Temperature dependencies of (a) superconducting order parameter |Δ| and (b) charge order parameter n _Q for W/I=2.0, U/I ₀=−1.0 and \(\bar{\mu}/I_{0}=-2.0\)

Calculating the grand potential per site \(\omega=-{1}{/(N\beta)}\*\ln{(\mathrm{Tr}[\exp(-\beta\hat{H})])}\) within the VA one can obtain thermodynamic characteristics of the system for arbitrary temperature. The entropy s and the specific heat c can be derived as s=−(∂ω/∂T) and c=−T(∂ ² ω/∂T ²). ω, s, and c as a function of temperature are shown in Fig. 3. s increases monotonically with increasing T. It is discontinuous at T _c1 whereas it is continuous at T _c2. One can notice that in the high-temperature limit s/k _B →ln(4)≈1.386 (there are four possible configurations at each site). The peak in c(T) is associated with the first-order transition (at T _c1), while the λ-point behavior is typical for the second-order transition (at T _c2).

Fig. 3

Temperature dependencies of thermodynamics parameters: (a) the grand potential ω, (b) the entropy s, and (c) the specific heat c for W/I=2.0, U/I ₀=−1.0 and \(\bar{\mu}/I_{0}=-2.0\)
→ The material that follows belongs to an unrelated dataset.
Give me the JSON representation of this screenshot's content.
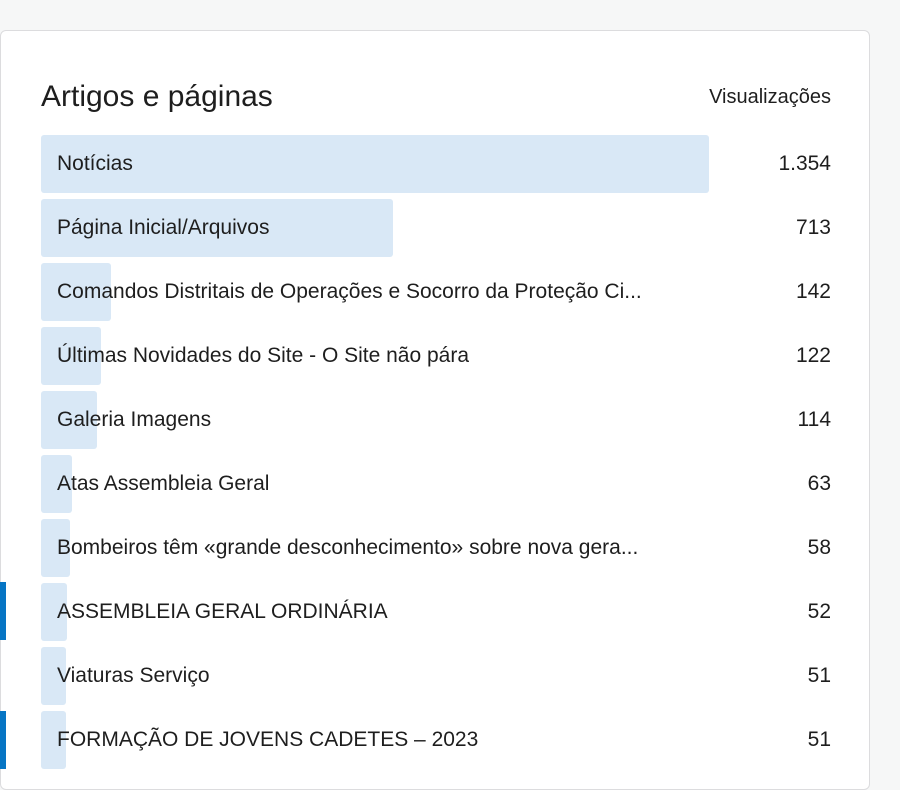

3 Conclusions and Final Remarks

In this report, we have presented some particular PDs of the extended Hubbard model with pair hopping and intersite density-density interactions in the zero-bandwidth limit for the case of local attraction U<0. One finds that the system considered can exhibit very interesting multicritical behaviors. Our investigations show that, depending on the values of interaction parameters (the ratio W/I), the system can exhibit three homogeneous phases: superconducting, charge-ordered and nonordered. The SS–NO and CO–NO transitions are of the second order. The SS–CO transition is discontinuous (for fixed μ), what leads to phase separation on the phase diagrams as a function of n for W/I>1. The homogeneous mixed phase (with nonzero both charge-ordered and superconducting order parameters) never occurs on PDs at T>0, at least in the absence of the next-nearest neighbors interactions. On the contrary, the PS state: SS–CO is found to be stable in definite ranges of model parameters and temperatures.

Our results are exact in the limit of infinite dimensions, where the MFA treatment of intersite terms is rigorous one [3–6, 11]. In finite dimensions due to quantum fluctuations connected with the I term, the regions of the ordered homogeneous phases occurrence are extended in comparison with the VA results [5, 6].